Robots.txt

Robots.txt

Robots.txt file tells search engine bots what parts or sections of the website to not crawl. Major search engines like Google, Yahoo, Bing obeys Robots.txt requests. 

How does Robots.txt work?

Any search engine has two important functions:

  1. Crawling the web to find content;
  2. Indexing the content in its database to serve to the users later

To crawl sites, search engines follow links to get from one site to another. This is how they end up following billions of links and sites. This behavior is also known as “spidering.” 

After arriving at a link and before spidering the site, these spiders look for a robots.txt file. In fact, the first URL they look for is this:

example.com/robots.txt 

Now if it finds a robots.txt file (that actually contains directives for the spiders on what parts/sections on site they should not crawl). In case, there’s no robots.txt file – they’ll just follow the other information available on the site. 

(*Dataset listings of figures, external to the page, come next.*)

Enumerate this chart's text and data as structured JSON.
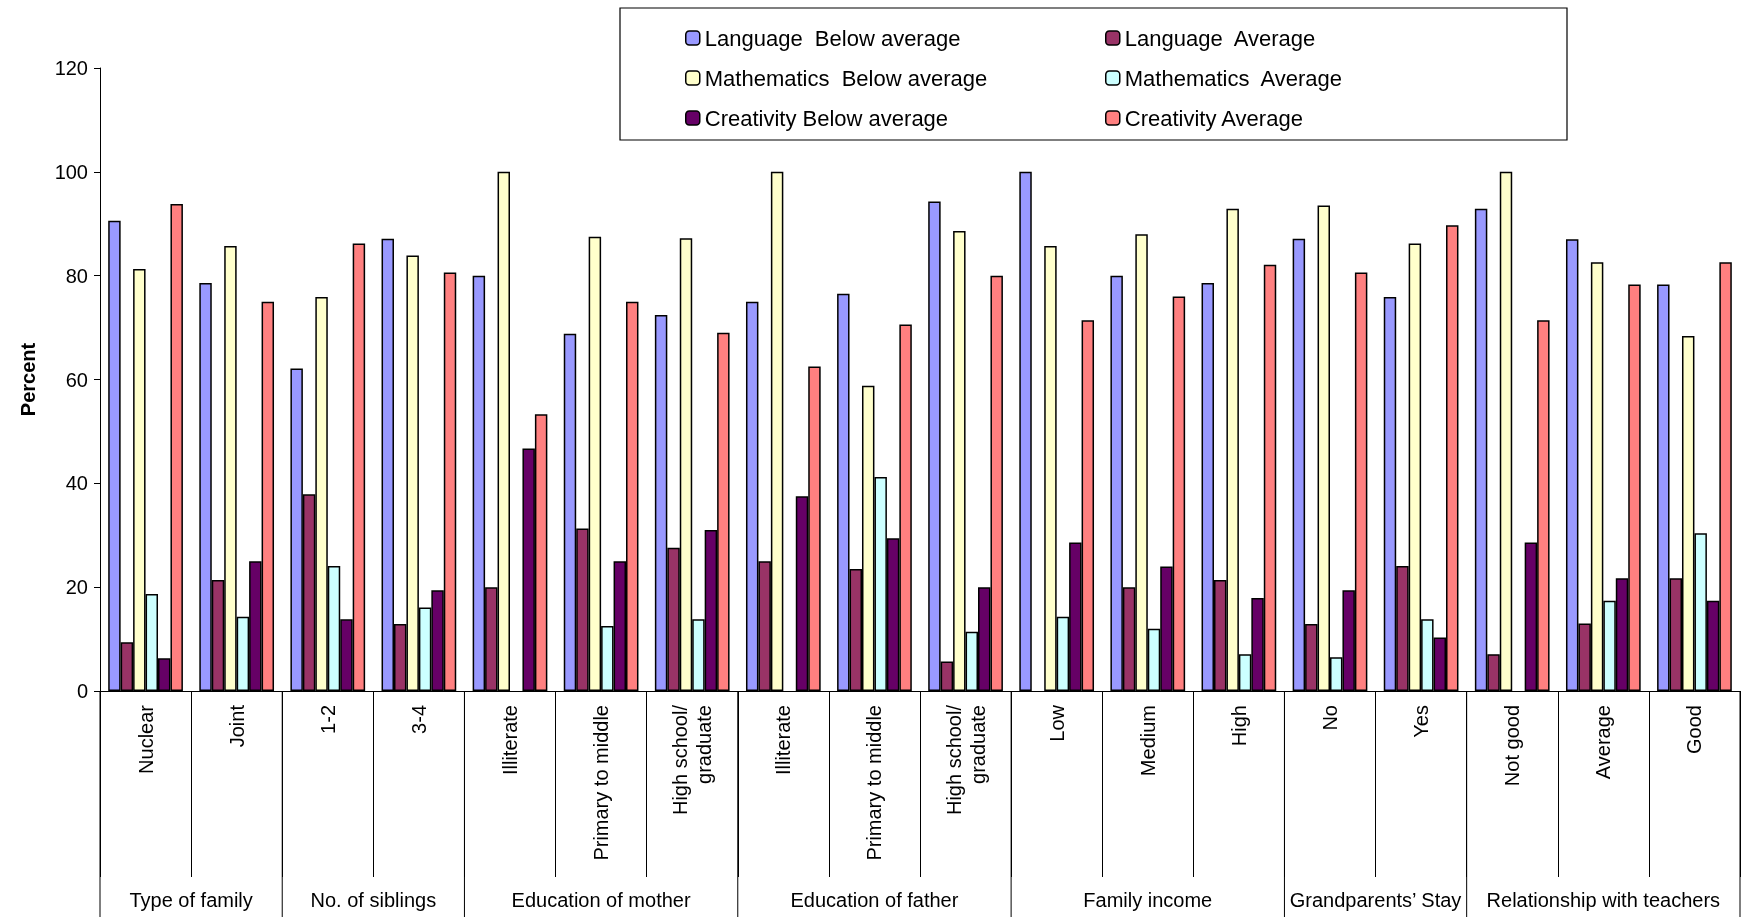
{
  "chart_data": {
    "type": "bar",
    "ylabel": "Percent",
    "ylim": [
      0,
      120
    ],
    "yticks": [
      0,
      20,
      40,
      60,
      80,
      100,
      120
    ],
    "grid": false,
    "legend": "top right",
    "categories": [
      "Nuclear",
      "Joint",
      "1-2",
      "3-4",
      "Illiterate",
      "Primary to middle",
      "High school/\ngraduate",
      "Illiterate",
      "Primary to middle",
      "High school/\ngraduate",
      "Low",
      "Medium",
      "High",
      "No",
      "Yes",
      "Not good",
      "Average",
      "Good"
    ],
    "annotations": [
      "Type of family",
      "No. of siblings",
      "Education of mother",
      "Education of father",
      "Family income",
      "Grandparents’ Stay",
      "Relationship with teachers"
    ],
    "series": [
      {
        "name": "Language  Below average",
        "color": "#9999ff",
        "values": [
          90.6,
          78.6,
          62.1,
          87.1,
          80,
          68.8,
          72.4,
          75,
          76.5,
          94.3,
          100,
          80,
          78.6,
          87.1,
          75.9,
          92.9,
          87,
          78.3
        ]
      },
      {
        "name": "Language  Average",
        "color": "#993366",
        "values": [
          9.4,
          21.4,
          37.9,
          12.9,
          20,
          31.3,
          27.6,
          25,
          23.5,
          5.7,
          null,
          20,
          21.4,
          12.9,
          24.1,
          7.1,
          13,
          21.7
        ]
      },
      {
        "name": "Mathematics  Below average",
        "color": "#ffffcc",
        "values": [
          81.3,
          85.7,
          75.9,
          83.9,
          100,
          87.5,
          87.2,
          100,
          58.8,
          88.6,
          85.7,
          88,
          92.9,
          93.5,
          86.2,
          100,
          82.6,
          68.4
        ]
      },
      {
        "name": "Mathematics  Average",
        "color": "#ccffff",
        "values": [
          18.7,
          14.3,
          24.1,
          16.1,
          null,
          12.5,
          13.8,
          null,
          41.2,
          11.4,
          14.3,
          12,
          7.1,
          6.5,
          13.8,
          null,
          17.4,
          30.4
        ]
      },
      {
        "name": "Creativity Below average",
        "color": "#660066",
        "values": [
          6.3,
          25,
          13.8,
          19.4,
          46.7,
          25,
          31,
          37.5,
          29.4,
          20,
          28.6,
          24,
          17.9,
          19.4,
          10.3,
          28.6,
          21.7,
          17.4
        ]
      },
      {
        "name": "Creativity Average",
        "color": "#ff8080",
        "values": [
          93.8,
          75,
          86.2,
          80.6,
          53.3,
          75,
          69,
          62.5,
          70.6,
          80,
          71.4,
          76,
          82.1,
          80.6,
          89.7,
          71.4,
          78.3,
          82.6
        ]
      }
    ]
  }
}
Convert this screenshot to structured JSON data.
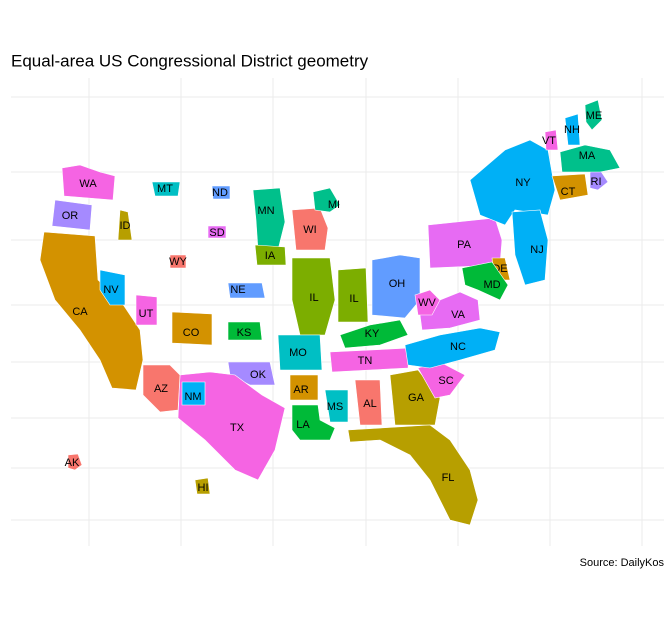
{
  "chart_data": {
    "type": "map",
    "title": "Equal-area US Congressional District geometry",
    "caption": "Source: DailyKos",
    "grid": true,
    "states": [
      {
        "label": "WA",
        "color": "#f564e3"
      },
      {
        "label": "OR",
        "color": "#a58aff"
      },
      {
        "label": "CA",
        "color": "#d39200"
      },
      {
        "label": "ID",
        "color": "#b79f00"
      },
      {
        "label": "NV",
        "color": "#00b0f6"
      },
      {
        "label": "MT",
        "color": "#00bfc4"
      },
      {
        "label": "ND",
        "color": "#619cff"
      },
      {
        "label": "SD",
        "color": "#e76bf3"
      },
      {
        "label": "WY",
        "color": "#f8766d"
      },
      {
        "label": "UT",
        "color": "#f564e3"
      },
      {
        "label": "CO",
        "color": "#d39200"
      },
      {
        "label": "NE",
        "color": "#619cff"
      },
      {
        "label": "KS",
        "color": "#00ba38"
      },
      {
        "label": "MN",
        "color": "#00c08b"
      },
      {
        "label": "IA",
        "color": "#7cae00"
      },
      {
        "label": "WI",
        "color": "#f8766d"
      },
      {
        "label": "MI",
        "color": "#00c08b"
      },
      {
        "label": "IL",
        "color": "#7cae00"
      },
      {
        "label": "IL",
        "color": "#7cae00"
      },
      {
        "label": "OH",
        "color": "#619cff"
      },
      {
        "label": "MO",
        "color": "#00bfc4"
      },
      {
        "label": "OK",
        "color": "#a58aff"
      },
      {
        "label": "AR",
        "color": "#d39200"
      },
      {
        "label": "TX",
        "color": "#f564e3"
      },
      {
        "label": "NM",
        "color": "#00b0f6"
      },
      {
        "label": "AZ",
        "color": "#f8766d"
      },
      {
        "label": "LA",
        "color": "#00ba38"
      },
      {
        "label": "MS",
        "color": "#00bfc4"
      },
      {
        "label": "AL",
        "color": "#f8766d"
      },
      {
        "label": "TN",
        "color": "#f564e3"
      },
      {
        "label": "KY",
        "color": "#00ba38"
      },
      {
        "label": "GA",
        "color": "#b79f00"
      },
      {
        "label": "FL",
        "color": "#b79f00"
      },
      {
        "label": "SC",
        "color": "#f564e3"
      },
      {
        "label": "NC",
        "color": "#00b0f6"
      },
      {
        "label": "VA",
        "color": "#e76bf3"
      },
      {
        "label": "WV",
        "color": "#f564e3"
      },
      {
        "label": "PA",
        "color": "#e76bf3"
      },
      {
        "label": "NY",
        "color": "#00b0f6"
      },
      {
        "label": "NJ",
        "color": "#00b0f6"
      },
      {
        "label": "DE",
        "color": "#d39200"
      },
      {
        "label": "MD",
        "color": "#00ba38"
      },
      {
        "label": "CT",
        "color": "#d39200"
      },
      {
        "label": "RI",
        "color": "#a58aff"
      },
      {
        "label": "MA",
        "color": "#00c08b"
      },
      {
        "label": "VT",
        "color": "#f564e3"
      },
      {
        "label": "NH",
        "color": "#00b0f6"
      },
      {
        "label": "ME",
        "color": "#00c08b"
      },
      {
        "label": "AK",
        "color": "#f8766d"
      },
      {
        "label": "HI",
        "color": "#b79f00"
      }
    ]
  }
}
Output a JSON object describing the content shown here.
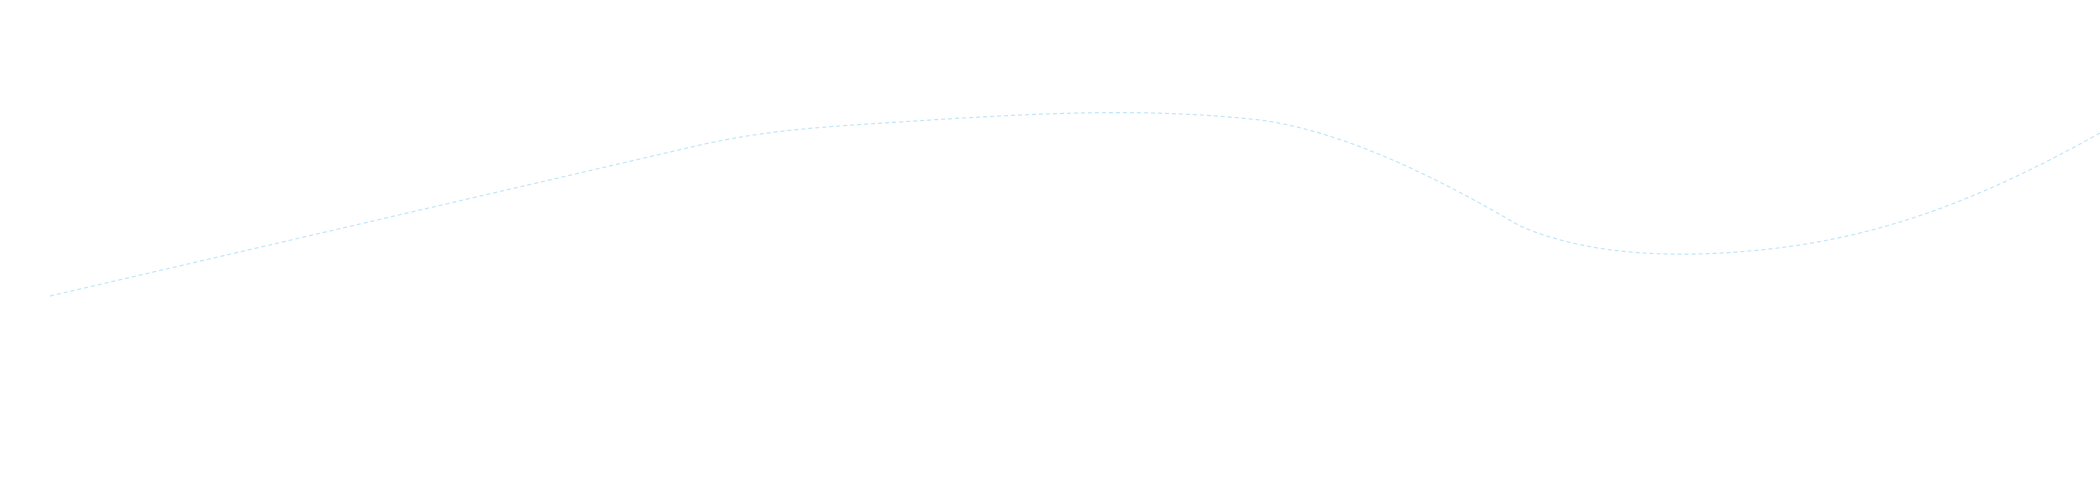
{
  "curve": {
    "stroke_color": "#bfe6f8",
    "style": "dashed"
  }
}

Why Robots.txt is important?

Most of the websites don’t need a robots.txt file. Google automatically crawls important pages and is smart enough to leave unimportant pages or duplicate pages.

So majorly there could be three scenarios when you need a robots.txt file on your site:

Private Pages

When you have a private page on your website that you don’t want to make available for the general public. In other words, the page you don’t want to be indexed. 

For example, You have a login page on your site. These kinds of pages are also important. But it doesn’t make sense that random people landing on that page. Hence you can block this page with a robots.txt file. 

Maximize Crawl Budget

When your site is suffering from a low crawl budget. You want to make sure that at least important pages on the site do get crawled first. You can do so by blocking unimportant pages on your site using robots.txt. That way, Google can spend more time crawling the pages that matter the most. 

Prevent Indexing of Multimedia Files

Meta directives can also work in place of Robots.txt to block certain pages from getting crawled. But Meta directives don’t work well when you have to block multimedia content like images and PDFs. 

This is when you have to make use of robots.txt

How to create Robots.txt

robots.txt

Basic format

User-agent: [user-agent name]

Disallow: [URL string not to be crawled]

 

User-agent is the specific bot you’re talking about. 

And everything that you mention after “disallow” are the pages/sections on your site that you want to block. 

Robots.txt is a text file. So you can actually create it on a Windows notepad. 

Let’s understand from an example:

User-agent: Googlebot 

Disallow: /example-subfolder/

This syntax tells Google’s crawler (user-agent name Google crawler/spider/bot) not to crawl any pages that contain the URL starts with www.example.com/example-subfolder/.

Another example:

User-agent: *

Disallow: /image

This syntax tells any and all the crawlers (user-agent name *) not to crawl your images folder.

 

There are many other ways you can create the directives for the crawlers. 

Check out the guide from Google to learn and create more rules for the crawlers. 

Google guide robots.txt

Test Robots.txt file 

Creating and uploading robots.txt file to your site can be very critical if you do it wrong.

One small mistake and it might get your whole site deindexed. 

So make sure you test your robots.txt file before uploading it to your site.

Here is a free testing tool from Google.

robots.txt tester adschoolmaster.com

As you can see, we have blocked our WordPress-generated tag pages to avoid duplicate content. 

We also have blocked the Wp-admin page.  

And allowed ajax file since Google wants to see how your site is constructed including CSS, JS, and Ajax files.

Also allowed sitemap since it contains a list of all of the web pages on your site. It’s a good practice to serve the sitemap to the crawlers right away in the first interaction itself.

How to Upload Robots.txt on your site

Once you have the robots.txt file tested and ready to be uploaded – make it easy to find.

In order to be found, a robots.txt file must be placed in the root folder of your site. 

As I told you before, the very first URL a crawler will look for on your website is: https://example.com/robots.txt 

So it’s the best practice to place your robots.txt file at this URL.

 

Robots.txt must-knows

  • Not all crawlers may follow your robots.txt directives. The most common ones are malware robots or email address scrapers. 
  • The robots.txt file is publicly available. You can check it for any website. To check just add robots.txt at the end of the top URL. For example, to check it for adschoolmaster.com – search for – https://adschoolmaster.com/robots.txt
  • In the case of a subdomain, create a separate robots.txt file. For example, blog.example.com and example.com should have their own robots.txt files. Like these: blog.example.com/robots.txt and example.com/robots.txt

Robots.txt vs Meta Directives 

Meta Directives can also be used to block pages at the page-level with “noindex” tag.

However, robots.txt provides you an edge in a few scenarios:

Scenario 1. The noindex tag is tricky to implement on multimedia resources, like images, videos, and PDFs.  

Scenario 2: In case, if you have hundreds and thousands of pages to block, can be a tedious task with noindex. Instead, you can use robots.txt to block the entire section on your site. 

Scenario 3: Robots.txt is always a better choice if your site is struggling with a crawl budget. Because Google crawlers can still land on a page with a noindex tag on it.